Se la manovra finanziaria scatena ogni anno tra i partiti un clima da assalto alla diligenza, quella che si prospetta per il Piano nazionale di rilancio e resilienza è un’aria da “grande rapina al treno”. Il treno, metaforicamente, sono i miliardi europei, del cui arrivo in Italia è passata l’idea distorta che si tratterà di un viaggio di piacere e di una vera e propria cascata di miliardi comunitari. Dimenticando che parte di essa sarà in prestito e l’altra sarà condizionata a seri cronoprogrammi sui progetti e a condizionalità chieste come contropartita.
Ebbene, caduta la foglia di fico del dibattito sulla riforma del Mes l’esecutivo dovrà sciogliere i nodi su questo tema. Ove la grande opposizione è quella di Italia Viva e Matteo Renzi allo schema Conte, basato sulla creazione di una struttura commissariale con sei supermanager capaci di governare il passaggio dei progetti alla fase operativa. E tacciato di possibili vizi di incostituzionalità. “Il problema con questa struttura piramidale”, sottolinea La Voce, “è che deresponsabilizza i ministeri di spesa nelle cui attività normali rientrano quelle previste dal Pnrr. Se non si occupano della attuazione del Piano, non si capisce bene che cosa dovrebbero fare nei prossimi cinque anni questi ministri. È un aspetto sul quale un maggior coordinamento va trovato”.
Il Recovery Fund scatenerà gli appetiti dei partiti ma rappresenta un pregiudizio potenzialmente fatale per la tenuta del governo. Che, come detto più volte, ha voluto fare della sua fragilità elettorale e politica un punto di forza. Ma sul Recovery Fund rischia di rompersi definitivamente la macchina negoziale che vede Conte al centro, come mediatore, e di annacquarsi la sintesi tra i programmi dei partiti di maggioranza, Pd e M5S. Potrà il Movimento promuovere un’agenda fatta di grandi opere, investimenti strategici e piani di lungo periodo dopo aver mostrato sui temi un’ambivalenza e un’incoerenza abissale? Come potrà il Pd gestire quel rilancio della sanità che i suoi esecutivi hanno massacrato a colpi di tagli e mancati adeguamenti? Come progettare la transizione ecologica senza passare da un coordinamento tra ministeri e rompendo il circolo dell’austerità? Siamo stretti tra due alternative: lo scivolamento in mani tecniche del dossier e la necessaria ripresa della dialettica politica. Ipotesi che rischiano di far saltare, in entrambi i casi, i nervi nella maggioranza.

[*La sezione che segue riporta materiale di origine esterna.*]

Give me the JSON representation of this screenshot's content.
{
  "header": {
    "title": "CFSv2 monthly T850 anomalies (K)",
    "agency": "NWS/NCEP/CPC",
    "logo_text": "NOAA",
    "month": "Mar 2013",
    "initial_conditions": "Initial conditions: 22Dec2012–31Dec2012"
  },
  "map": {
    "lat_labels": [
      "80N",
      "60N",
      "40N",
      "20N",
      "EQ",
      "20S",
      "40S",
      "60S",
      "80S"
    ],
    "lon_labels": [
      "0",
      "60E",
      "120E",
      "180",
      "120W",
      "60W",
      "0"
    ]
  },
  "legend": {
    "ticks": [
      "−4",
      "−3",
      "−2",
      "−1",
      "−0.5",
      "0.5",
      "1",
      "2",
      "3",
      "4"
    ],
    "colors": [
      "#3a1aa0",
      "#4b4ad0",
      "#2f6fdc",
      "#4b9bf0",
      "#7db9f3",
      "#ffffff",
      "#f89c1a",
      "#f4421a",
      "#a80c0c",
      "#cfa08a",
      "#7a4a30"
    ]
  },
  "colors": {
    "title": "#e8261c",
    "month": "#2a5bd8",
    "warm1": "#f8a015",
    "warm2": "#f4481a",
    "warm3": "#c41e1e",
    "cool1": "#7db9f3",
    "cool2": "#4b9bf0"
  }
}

Non a caso chi gioca al rialzo è Renzi col suo partito, che presenta la maggiore asimmetria tra la forza elettorale potenziale (stimata attorno al 3%) e il peso nelle istituzioni e in Parlamento e, coi suoi voti, può condizionare la tenuta o la caduta dell’esecutivo, arrivando di fatto a dettarne i tempi. Nessun partito sembra aver aperto un discorso sulla natura temporanea del sostegno, sulla necessità di affiancarlo con una manovra realmente espansiva, sul costo politico delle condizionalità: nuovi litigi aspettano l’esecutivo mentre, in tutto questo, il piano definitivo non è nemmeno completato. Dilettantismo allo sbaraglio, inconcludenza e autoreferenzialità accompagnano l’esecutivo. In attesa del redde rationem sulle responsabilità che molti analisti prevedono arriverà quando scatterà il semestre bianco del Quirinale. Dopo 60mila morti di Covid e di fronte al rischio di anni di recessione, le istituzioni centrali di Roma stanno dando pessima prova di sé nel progettare il rilancio del Paese. E su questo fallimento rischiano di schiantarsi.